Hommage à Mohamed Shaba : La poésie, cette voix de l’intériorité
par Hadj Adnan Mouri

Lundi dernier, la Maison Poétique, en partenariat avec le Café Bel Oran, a rendu hommage au poète Mohamed Shaba lors d’une soirée littéraire dense, habitée, traversée par la parole vive.
Autour de son œuvre, écrivains, chercheurs et psychologue ont croisé leurs regards pour éclairer une poésie où l’imaginaire social rencontre la question du sujet.
L’écrivain Benziane a ouvert la rencontre en saluant une œuvre affranchie des querelles identitaires. Pour lui, Mohamed Shaba a refusé les clivages stériles entre francophonie et arabophonie. « Il a dépassé les assignations linguistiques « pour inscrire sa langue dans un geste d’émancipation, a-t-il déclaré. Chez lui, l’altérité ne s’impose pas de l’extérieur, elle surgit de la langue elle-même, dans sa puissance à creuser l’énigme du monde.Enseignant-chercheur et traducteur, Mouloud Hakim a ensuite proposé une lecture inspirée, évoquant une « pulsion dionysiaque » qui innerve l’écriture du poète.
Une langue libre, insoumise, échappant aux carcans stylistiques pour inventer ses propres formes par une créolisation conquérante, où les langues se rencontrent, se traversent, s’inventent.La parole s’est ensuite dirigée vers une psychologue qui a interrogé l’œuvre sous l’angle psychanalytique. S’appuyant sur les notions de sublimation et de vacillement du moi, elle a souligné combien l’écriture de Shaba permettait au sujet d’advenir. « Là où « le moi fléchit », l’écriture ouvre une dimension psychique profonde », a-t-elle expliqué, évoquant une langue à la fois thérapeutique et subversive.Enfin, l’écrivaine Bouabssi est venue inscrire son propre geste d’écriture dans le sillage de cette œuvre. Pour elle, l’altérité n’est pas un motif, mais une condition fondatrice. « Écrire, c’est se transformer et transformer le monde », a-t-elle affirmé. Loin de tout esthétisme, l’acte d’écrire devient ici puissance d’agir et prise de conscience Plus qu’un hommage, cette soirée fut l’affirmation d’une poésie vivante, incarnée, ancrée dans l’histoire des subjectivations. Une manière de rappeler, en creux, que le poème reste l’un des rares lieux où la parole ne se réduit pas à l’information, mais s’ouvre à une » éthique de la contingence ‘’.

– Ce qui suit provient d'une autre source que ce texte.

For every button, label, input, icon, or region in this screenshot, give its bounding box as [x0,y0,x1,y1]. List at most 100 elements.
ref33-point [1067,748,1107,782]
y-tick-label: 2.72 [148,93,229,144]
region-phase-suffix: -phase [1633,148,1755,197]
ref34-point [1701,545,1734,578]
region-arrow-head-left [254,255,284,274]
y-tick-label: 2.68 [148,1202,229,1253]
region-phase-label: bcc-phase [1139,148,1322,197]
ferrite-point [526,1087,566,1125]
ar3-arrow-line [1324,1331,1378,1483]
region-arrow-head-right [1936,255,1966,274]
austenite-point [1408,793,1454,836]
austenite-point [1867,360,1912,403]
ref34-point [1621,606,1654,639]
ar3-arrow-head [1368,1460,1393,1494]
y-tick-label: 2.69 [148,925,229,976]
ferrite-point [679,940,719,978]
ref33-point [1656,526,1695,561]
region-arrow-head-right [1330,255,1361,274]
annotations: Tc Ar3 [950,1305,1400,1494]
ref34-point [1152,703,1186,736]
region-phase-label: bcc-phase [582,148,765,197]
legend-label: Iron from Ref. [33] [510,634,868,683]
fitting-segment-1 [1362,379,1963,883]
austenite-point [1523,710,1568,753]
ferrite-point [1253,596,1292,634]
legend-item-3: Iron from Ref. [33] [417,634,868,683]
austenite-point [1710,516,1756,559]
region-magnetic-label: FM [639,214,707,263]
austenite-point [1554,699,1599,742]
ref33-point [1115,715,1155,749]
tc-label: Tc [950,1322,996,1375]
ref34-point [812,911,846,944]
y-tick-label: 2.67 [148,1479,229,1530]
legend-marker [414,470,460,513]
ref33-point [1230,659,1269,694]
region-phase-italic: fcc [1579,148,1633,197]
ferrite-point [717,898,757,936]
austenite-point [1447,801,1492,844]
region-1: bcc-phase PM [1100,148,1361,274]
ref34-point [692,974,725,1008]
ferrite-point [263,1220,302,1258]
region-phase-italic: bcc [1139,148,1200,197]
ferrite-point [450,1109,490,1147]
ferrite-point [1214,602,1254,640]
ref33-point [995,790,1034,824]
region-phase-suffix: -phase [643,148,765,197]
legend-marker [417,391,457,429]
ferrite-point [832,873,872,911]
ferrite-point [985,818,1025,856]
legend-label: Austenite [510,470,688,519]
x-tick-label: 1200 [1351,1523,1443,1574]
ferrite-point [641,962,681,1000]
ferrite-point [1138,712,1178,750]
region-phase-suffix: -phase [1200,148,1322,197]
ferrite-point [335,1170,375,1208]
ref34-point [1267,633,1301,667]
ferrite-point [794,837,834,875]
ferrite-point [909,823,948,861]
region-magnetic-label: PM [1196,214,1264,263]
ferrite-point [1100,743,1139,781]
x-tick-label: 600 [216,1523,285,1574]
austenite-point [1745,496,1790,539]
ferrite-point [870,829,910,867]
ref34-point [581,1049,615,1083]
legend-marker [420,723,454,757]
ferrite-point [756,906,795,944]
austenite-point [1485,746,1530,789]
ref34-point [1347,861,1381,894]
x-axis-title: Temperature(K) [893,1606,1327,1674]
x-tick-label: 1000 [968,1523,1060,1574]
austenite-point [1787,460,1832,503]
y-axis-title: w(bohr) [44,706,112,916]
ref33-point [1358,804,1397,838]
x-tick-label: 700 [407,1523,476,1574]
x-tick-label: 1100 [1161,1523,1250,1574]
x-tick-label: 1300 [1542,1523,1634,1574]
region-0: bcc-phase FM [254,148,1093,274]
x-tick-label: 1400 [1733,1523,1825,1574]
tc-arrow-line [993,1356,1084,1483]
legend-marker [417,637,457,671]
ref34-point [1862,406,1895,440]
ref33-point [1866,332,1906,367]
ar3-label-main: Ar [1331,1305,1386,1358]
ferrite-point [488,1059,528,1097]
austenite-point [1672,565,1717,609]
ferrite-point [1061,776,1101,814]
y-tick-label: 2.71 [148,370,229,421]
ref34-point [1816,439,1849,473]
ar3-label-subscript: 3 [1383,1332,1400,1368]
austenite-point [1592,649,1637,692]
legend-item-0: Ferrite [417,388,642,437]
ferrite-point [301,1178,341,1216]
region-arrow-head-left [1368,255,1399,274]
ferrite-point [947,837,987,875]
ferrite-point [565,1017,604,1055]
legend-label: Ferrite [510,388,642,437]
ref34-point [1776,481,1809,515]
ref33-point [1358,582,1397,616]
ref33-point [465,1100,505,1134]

Outre la dimension de la rencontre poétique, qui rend l’échange convivial à travers le cri de Rimbaud « Je est un autre », je crois que l’effet éclairant du dire poétique devrait aujourd’hui s’intensifier, se conscientiser davantage dans ce corps qui discord, ce corps que la langue travaille, que la langue au sens lacanien vient suppléer, là où le sens chancelle.
Car ce corps, traversé de divisions, ne peut être abordé sans affronter la subjectivité, sans pointer ce défaut du rapport sexuel tel que Lacan l’énonce qui précisément soutient la consistance du dire poétique. Tenter de forclore cette dimension, c’est à notre insu cadenasser la singularité, la réduire à une illusion d’unité, alors qu’elle vacille au cœur même de l’intériorité.
Dans cette déambulation poétique, une question ne cesse de me hanter : pourquoi, à chaque lecture, la faille du sujet s’éclipse-t-elle, comme si la poésie était convoquée pour masquer l’abîme, au profit d’une maîtrise supposée, d’un savoir totalisant ?
Mais la poésie, justement, ne se consume pas dans la beauté du verbe. Elle ne se réduit pas à l’ornement. Elle brûle « d’un lyrisme incandescent », là où le sujet vacille, là où le langage trébuche sur ce qu’il ne peut dire. C’est là que réside sa force : dans l’éclat d’un dire qui ne s’achève pas, qui ne comble pas, mais qui, en se tenant au bord du gouffre, nous rend à notre propre « incomplétude et à notre désir ».